Reinaldo Buitron, 28, a documentary filmmaker, flipped through a book about the Italian director Roberto Rossellini.

"Being able to touch the same books Gottlieb had in his own home is surreal," he said. "I see we admired the same films, and that makes me think we might have gotten along. That we could have sat for dinner and talked cinema and about his opinions on semicolons."

"People don't think like Gottlieb did anymore," he added. "Whether film or publishing, it's all about the algorithm now, and not taking risks. The world needs more Gottliebs."

The article goes on to note:
QuoteWill Regalado Succop, 21, a budding writer from Brooklyn, said he was working on his first short stories but had yet to publish anything. "It's romantic to me that Gottlieb and his writers bickered over semicolons," he said.

As the day waned, the inventory depleted. Choice offerings like biographies of Joan Crawford and anthologies of Pauline Kael's reviews for The New Yorker grew scarce.

John Gillen, 32, an aspiring filmmaker who secured a copy of "Hollywood Be Thy Name: The Warner Brothers Story," offered a less misty-eyed view of things.

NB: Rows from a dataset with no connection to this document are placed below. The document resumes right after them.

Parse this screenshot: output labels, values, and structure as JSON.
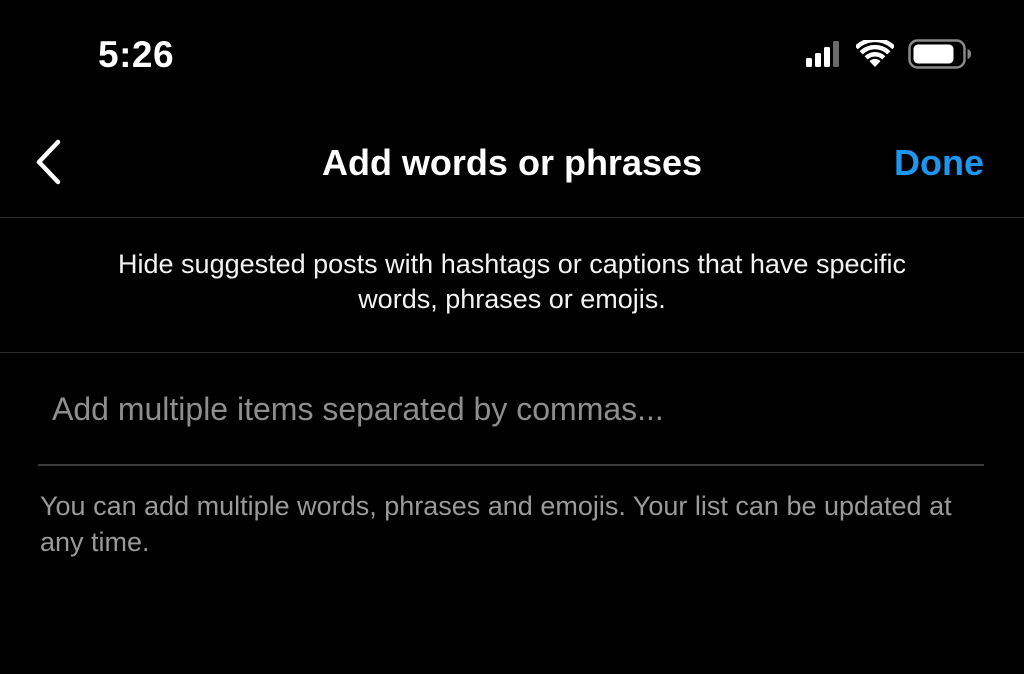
{
  "status_bar": {
    "time": "5:26",
    "icons": [
      "cellular-signal-icon",
      "wifi-icon",
      "battery-icon"
    ]
  },
  "nav": {
    "back_icon": "chevron-left-icon",
    "title": "Add words or phrases",
    "done_label": "Done"
  },
  "description": "Hide suggested posts with hashtags or captions that have specific words, phrases or emojis.",
  "input": {
    "value": "",
    "placeholder": "Add multiple items separated by commas..."
  },
  "helper_text": "You can add multiple words, phrases and emojis. Your list can be updated at any time.",
  "colors": {
    "background": "#000000",
    "accent": "#1d96f0",
    "text_primary": "#ffffff",
    "text_secondary": "#9a9a9a",
    "divider": "#2a2a2a"
  }
}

"If a writer needs to work on a sentence for three weeks, then they need to work on a sentence for three weeks, and I respect that," he said. "But people also have to eat. You can't just say you always want to be making Michelangelo's David."

David Fear, 53, an editor and film critic for Rolling Stone, snagged a copy of Dwight Macdonald's "On Movies."

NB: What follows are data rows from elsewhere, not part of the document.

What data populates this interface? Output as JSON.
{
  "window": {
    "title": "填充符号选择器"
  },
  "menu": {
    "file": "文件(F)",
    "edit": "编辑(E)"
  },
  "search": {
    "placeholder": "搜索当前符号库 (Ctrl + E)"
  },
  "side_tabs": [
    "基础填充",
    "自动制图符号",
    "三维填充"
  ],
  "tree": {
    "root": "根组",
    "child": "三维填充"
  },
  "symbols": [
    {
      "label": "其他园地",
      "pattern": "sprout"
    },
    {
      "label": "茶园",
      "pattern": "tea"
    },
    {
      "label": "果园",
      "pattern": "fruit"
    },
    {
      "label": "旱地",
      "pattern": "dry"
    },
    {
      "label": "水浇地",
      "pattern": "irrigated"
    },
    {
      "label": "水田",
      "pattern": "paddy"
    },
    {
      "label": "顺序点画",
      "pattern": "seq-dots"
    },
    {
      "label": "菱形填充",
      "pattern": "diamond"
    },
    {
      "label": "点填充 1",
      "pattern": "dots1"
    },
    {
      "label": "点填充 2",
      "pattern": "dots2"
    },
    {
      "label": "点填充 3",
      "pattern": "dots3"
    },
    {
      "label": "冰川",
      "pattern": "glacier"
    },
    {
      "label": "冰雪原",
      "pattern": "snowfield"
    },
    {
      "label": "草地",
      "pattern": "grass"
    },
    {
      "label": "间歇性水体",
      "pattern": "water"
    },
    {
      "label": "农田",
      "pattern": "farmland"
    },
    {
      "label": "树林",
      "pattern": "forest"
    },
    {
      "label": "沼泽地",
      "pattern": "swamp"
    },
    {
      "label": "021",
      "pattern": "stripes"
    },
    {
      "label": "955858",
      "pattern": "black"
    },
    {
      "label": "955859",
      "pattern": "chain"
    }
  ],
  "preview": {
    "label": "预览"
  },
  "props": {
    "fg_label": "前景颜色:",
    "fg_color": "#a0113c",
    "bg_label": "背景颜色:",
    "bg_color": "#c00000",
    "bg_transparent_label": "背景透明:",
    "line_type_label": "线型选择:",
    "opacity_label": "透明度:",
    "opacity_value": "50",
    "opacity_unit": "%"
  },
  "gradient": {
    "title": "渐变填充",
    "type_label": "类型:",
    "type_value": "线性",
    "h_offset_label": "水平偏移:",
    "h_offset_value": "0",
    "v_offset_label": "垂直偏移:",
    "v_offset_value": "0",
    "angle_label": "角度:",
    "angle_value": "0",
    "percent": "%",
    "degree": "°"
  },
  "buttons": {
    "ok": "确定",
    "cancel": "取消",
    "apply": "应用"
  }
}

"If you believe that a comma put in the right place is the work of the divine, then what Gottlieb represented isn't antiquated," he said. "But I also think everyone mourns the era they missed. The idea of writing off an entire generation of young writers just because they can't have editors like Gottlieb is foolish."

"The online beast needs to be fed now," he added. "The idea of wrestling tooth and nail over paragraphs just isn't practical anymore."